Ну, а эгоизм — это так, правда тела, которая не совпадает с божественной логикой бытия. Инстинкт самосохранения никому не гарантирует сохранность душевного покоя и спокойной совести. Несогласие на урон себе не сулит нам ничего хорошего. А как не хочется!
Ах, а как легко возникает вдруг ситуация, когда вдруг что-то оказалось настолько очевидным, что совершенно непонятно, как можно было до сей поры этого не понимать, не видеть! Ну, например, мы непрерывно и даже довольно агрессивно чувствуем свою правоту, прямо ощущаем, как все свои силы кладем на то да на это, изнемогаем буквально на этом пути. И вдруг на фоне нашего беспрерывного нытья, чуть ли не предсмертных стонов и подспудных верных опасений — действительно что-нибудь возьмет и случится. И мгновенно станет абсолютно ясна собственная тяжелая омерзительная вина и притворявшаяся слепой — халтура…

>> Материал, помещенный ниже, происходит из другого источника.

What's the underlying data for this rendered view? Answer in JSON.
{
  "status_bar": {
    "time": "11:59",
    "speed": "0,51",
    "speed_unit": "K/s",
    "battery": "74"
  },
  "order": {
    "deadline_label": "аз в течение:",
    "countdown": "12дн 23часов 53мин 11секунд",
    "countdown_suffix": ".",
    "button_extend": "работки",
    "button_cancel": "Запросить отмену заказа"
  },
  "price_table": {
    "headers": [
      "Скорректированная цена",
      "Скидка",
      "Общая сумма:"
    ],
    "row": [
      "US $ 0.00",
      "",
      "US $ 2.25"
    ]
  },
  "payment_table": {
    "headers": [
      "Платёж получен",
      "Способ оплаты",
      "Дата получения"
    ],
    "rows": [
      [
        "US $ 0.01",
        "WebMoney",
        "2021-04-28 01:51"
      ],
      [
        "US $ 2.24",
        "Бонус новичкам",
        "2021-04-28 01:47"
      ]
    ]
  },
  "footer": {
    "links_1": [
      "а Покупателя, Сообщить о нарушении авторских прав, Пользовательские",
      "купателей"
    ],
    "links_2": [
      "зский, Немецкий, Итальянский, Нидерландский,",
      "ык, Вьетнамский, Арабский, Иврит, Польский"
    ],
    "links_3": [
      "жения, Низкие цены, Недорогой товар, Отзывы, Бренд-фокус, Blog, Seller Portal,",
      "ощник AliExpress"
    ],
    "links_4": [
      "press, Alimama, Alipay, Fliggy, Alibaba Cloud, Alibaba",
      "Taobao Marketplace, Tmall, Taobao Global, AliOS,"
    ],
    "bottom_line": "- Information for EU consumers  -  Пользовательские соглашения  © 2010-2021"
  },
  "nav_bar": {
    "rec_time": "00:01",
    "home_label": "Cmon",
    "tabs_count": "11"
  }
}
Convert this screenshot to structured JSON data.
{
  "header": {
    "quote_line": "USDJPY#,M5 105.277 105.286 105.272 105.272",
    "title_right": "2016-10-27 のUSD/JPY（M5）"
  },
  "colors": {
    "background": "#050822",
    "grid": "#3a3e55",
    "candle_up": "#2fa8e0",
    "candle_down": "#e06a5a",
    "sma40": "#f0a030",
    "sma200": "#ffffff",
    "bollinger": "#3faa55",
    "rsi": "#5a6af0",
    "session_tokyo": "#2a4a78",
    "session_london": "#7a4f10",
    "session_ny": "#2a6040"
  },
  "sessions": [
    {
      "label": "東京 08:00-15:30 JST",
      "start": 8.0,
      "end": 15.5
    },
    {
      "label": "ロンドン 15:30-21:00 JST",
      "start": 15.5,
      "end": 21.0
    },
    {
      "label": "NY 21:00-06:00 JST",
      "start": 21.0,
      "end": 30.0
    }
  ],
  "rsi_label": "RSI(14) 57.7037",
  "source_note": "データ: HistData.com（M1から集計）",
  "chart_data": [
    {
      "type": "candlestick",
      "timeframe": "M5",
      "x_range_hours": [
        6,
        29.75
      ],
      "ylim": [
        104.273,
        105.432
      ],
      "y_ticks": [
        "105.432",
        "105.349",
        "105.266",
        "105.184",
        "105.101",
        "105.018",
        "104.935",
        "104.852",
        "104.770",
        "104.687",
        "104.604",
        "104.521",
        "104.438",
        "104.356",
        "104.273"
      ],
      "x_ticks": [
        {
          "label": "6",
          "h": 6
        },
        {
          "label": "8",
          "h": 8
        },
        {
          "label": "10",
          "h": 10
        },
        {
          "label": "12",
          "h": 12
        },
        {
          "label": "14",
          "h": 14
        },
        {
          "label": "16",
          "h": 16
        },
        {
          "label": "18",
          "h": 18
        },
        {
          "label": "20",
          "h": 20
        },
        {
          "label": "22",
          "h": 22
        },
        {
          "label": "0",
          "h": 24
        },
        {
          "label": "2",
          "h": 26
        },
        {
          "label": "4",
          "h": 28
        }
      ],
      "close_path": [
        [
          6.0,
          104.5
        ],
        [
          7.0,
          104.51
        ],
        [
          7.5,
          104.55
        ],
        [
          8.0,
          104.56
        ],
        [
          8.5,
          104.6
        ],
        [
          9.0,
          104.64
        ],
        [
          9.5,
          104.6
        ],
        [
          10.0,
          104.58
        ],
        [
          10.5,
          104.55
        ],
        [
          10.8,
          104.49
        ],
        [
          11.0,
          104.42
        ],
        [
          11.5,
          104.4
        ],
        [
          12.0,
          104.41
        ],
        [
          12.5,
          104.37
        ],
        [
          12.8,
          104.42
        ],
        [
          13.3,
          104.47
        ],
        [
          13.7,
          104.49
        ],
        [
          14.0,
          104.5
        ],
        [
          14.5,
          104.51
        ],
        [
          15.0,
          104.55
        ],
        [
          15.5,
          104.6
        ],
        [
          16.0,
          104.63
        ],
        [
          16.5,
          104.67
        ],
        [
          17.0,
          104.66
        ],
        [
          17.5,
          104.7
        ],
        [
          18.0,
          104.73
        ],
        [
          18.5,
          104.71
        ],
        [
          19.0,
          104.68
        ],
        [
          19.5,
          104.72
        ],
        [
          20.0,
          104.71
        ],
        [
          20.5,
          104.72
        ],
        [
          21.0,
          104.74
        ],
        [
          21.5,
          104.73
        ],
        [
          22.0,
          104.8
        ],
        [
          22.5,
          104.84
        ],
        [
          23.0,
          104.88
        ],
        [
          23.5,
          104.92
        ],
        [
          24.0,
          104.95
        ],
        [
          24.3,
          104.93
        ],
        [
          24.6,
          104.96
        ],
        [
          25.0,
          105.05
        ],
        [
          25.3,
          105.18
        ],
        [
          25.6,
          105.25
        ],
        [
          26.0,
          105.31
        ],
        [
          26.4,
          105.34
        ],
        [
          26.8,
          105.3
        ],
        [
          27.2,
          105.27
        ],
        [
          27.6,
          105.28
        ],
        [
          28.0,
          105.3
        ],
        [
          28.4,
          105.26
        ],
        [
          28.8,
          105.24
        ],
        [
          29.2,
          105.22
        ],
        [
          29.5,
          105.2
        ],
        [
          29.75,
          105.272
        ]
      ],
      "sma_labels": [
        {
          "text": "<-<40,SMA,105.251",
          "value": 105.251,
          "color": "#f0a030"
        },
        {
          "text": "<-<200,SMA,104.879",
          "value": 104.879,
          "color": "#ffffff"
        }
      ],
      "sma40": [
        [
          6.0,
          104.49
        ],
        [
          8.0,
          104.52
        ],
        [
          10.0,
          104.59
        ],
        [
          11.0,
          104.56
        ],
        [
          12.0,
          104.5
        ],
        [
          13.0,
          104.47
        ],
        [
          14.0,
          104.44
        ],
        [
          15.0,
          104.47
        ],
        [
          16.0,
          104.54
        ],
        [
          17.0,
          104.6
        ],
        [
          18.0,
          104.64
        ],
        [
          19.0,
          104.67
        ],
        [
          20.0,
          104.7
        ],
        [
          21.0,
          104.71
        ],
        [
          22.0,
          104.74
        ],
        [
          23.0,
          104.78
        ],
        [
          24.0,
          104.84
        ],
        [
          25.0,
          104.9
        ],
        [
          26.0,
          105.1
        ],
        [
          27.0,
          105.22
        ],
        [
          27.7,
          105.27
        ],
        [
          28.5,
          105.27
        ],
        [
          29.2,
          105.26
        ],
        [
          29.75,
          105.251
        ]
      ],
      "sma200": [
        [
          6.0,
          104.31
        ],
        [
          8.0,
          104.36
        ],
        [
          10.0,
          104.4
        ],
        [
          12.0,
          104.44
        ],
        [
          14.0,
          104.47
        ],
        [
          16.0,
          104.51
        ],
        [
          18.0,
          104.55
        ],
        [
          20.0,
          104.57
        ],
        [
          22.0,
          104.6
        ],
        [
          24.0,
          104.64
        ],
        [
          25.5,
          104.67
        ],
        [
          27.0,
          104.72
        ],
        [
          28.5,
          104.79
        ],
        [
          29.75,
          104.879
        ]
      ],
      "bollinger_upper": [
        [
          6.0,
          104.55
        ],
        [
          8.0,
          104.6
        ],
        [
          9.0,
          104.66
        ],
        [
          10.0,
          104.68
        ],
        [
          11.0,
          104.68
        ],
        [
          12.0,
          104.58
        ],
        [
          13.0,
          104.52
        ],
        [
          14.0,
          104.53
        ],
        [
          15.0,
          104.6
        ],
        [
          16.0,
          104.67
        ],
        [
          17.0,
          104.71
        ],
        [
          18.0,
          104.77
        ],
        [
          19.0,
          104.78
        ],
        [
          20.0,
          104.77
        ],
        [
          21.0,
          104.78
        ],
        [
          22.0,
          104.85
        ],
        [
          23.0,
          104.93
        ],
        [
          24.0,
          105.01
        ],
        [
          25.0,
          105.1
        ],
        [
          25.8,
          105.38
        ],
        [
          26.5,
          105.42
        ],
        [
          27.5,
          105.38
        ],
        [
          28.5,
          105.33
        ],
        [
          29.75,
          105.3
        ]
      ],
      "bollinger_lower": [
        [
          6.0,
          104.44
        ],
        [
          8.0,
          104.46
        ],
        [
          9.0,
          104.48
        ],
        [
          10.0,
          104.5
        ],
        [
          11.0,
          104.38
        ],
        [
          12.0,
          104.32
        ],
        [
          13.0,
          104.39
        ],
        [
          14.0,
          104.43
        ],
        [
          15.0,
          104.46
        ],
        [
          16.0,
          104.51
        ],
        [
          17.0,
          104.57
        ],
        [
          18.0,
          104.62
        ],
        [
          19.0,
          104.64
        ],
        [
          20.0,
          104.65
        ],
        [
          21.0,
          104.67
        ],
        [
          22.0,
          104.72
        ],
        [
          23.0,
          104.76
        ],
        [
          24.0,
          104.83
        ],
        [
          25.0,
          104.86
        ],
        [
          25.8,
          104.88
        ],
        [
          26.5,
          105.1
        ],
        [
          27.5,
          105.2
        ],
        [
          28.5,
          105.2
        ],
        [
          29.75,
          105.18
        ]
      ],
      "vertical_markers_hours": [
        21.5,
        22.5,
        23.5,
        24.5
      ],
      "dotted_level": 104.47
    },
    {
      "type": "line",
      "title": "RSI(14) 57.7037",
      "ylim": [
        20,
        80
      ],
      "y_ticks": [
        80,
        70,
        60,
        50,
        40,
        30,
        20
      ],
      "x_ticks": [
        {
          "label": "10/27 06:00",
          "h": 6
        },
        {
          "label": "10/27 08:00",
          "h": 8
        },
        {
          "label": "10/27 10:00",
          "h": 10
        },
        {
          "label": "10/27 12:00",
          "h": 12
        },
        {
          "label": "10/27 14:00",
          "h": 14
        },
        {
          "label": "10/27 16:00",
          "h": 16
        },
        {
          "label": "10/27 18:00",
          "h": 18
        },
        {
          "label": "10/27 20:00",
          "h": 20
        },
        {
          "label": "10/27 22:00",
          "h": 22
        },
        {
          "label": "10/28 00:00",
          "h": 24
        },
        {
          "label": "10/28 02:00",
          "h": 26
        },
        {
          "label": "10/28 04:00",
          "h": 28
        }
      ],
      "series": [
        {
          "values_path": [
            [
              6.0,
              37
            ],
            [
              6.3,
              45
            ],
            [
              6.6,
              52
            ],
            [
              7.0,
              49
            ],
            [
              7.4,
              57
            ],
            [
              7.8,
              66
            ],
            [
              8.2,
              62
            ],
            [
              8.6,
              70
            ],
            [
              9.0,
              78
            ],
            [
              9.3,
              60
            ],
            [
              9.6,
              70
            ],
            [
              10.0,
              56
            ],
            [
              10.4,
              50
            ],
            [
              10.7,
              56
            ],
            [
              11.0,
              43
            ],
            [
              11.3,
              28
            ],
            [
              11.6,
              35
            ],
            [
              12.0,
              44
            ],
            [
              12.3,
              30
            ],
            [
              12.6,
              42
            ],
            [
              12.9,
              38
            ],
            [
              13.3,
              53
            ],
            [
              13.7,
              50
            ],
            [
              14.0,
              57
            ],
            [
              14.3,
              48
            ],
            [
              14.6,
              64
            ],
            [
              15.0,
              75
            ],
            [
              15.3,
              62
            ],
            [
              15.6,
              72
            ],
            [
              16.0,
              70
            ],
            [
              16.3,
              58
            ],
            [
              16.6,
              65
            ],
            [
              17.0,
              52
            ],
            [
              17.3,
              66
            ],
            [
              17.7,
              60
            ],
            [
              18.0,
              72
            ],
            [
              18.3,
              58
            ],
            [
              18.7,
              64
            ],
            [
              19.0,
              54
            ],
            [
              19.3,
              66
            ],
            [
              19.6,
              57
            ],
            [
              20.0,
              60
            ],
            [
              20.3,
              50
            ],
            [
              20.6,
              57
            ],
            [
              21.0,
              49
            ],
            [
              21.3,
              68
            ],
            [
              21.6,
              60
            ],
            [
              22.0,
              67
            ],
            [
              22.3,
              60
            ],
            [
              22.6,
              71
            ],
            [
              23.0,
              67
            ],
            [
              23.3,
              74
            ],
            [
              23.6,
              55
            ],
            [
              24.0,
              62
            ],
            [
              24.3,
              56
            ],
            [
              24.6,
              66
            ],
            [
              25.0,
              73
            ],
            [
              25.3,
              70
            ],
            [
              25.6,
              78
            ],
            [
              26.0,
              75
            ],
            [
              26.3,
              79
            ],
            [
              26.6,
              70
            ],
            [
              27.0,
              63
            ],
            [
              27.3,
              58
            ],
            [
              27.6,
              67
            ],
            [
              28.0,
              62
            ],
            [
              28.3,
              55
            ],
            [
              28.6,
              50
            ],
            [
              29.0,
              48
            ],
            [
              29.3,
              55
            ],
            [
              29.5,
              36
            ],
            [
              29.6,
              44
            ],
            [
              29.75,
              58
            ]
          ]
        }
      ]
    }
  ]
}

Или другой случай — когда стоит только перевернуться вдруг привычному жизненному укладу — и все вчерашние нормы летят к чертям. Допустим, вас разбомбили какие-нибудь миротворцы — не стало ни света, ни воды, ни имущества. И тут же возникают новые критерии ценностей — буханка хлеба, кружка воды, не говоря уж о приюте на ночь. Ведь так очевидно, что то, за что еще вчера вы так ревностно и судорожно держались и, уж конечно, никому не желали подарить или уступить, — такая, в сущности, ерунда по сравнению с возможностью помыться, например. Или остаться в живых всей семьей…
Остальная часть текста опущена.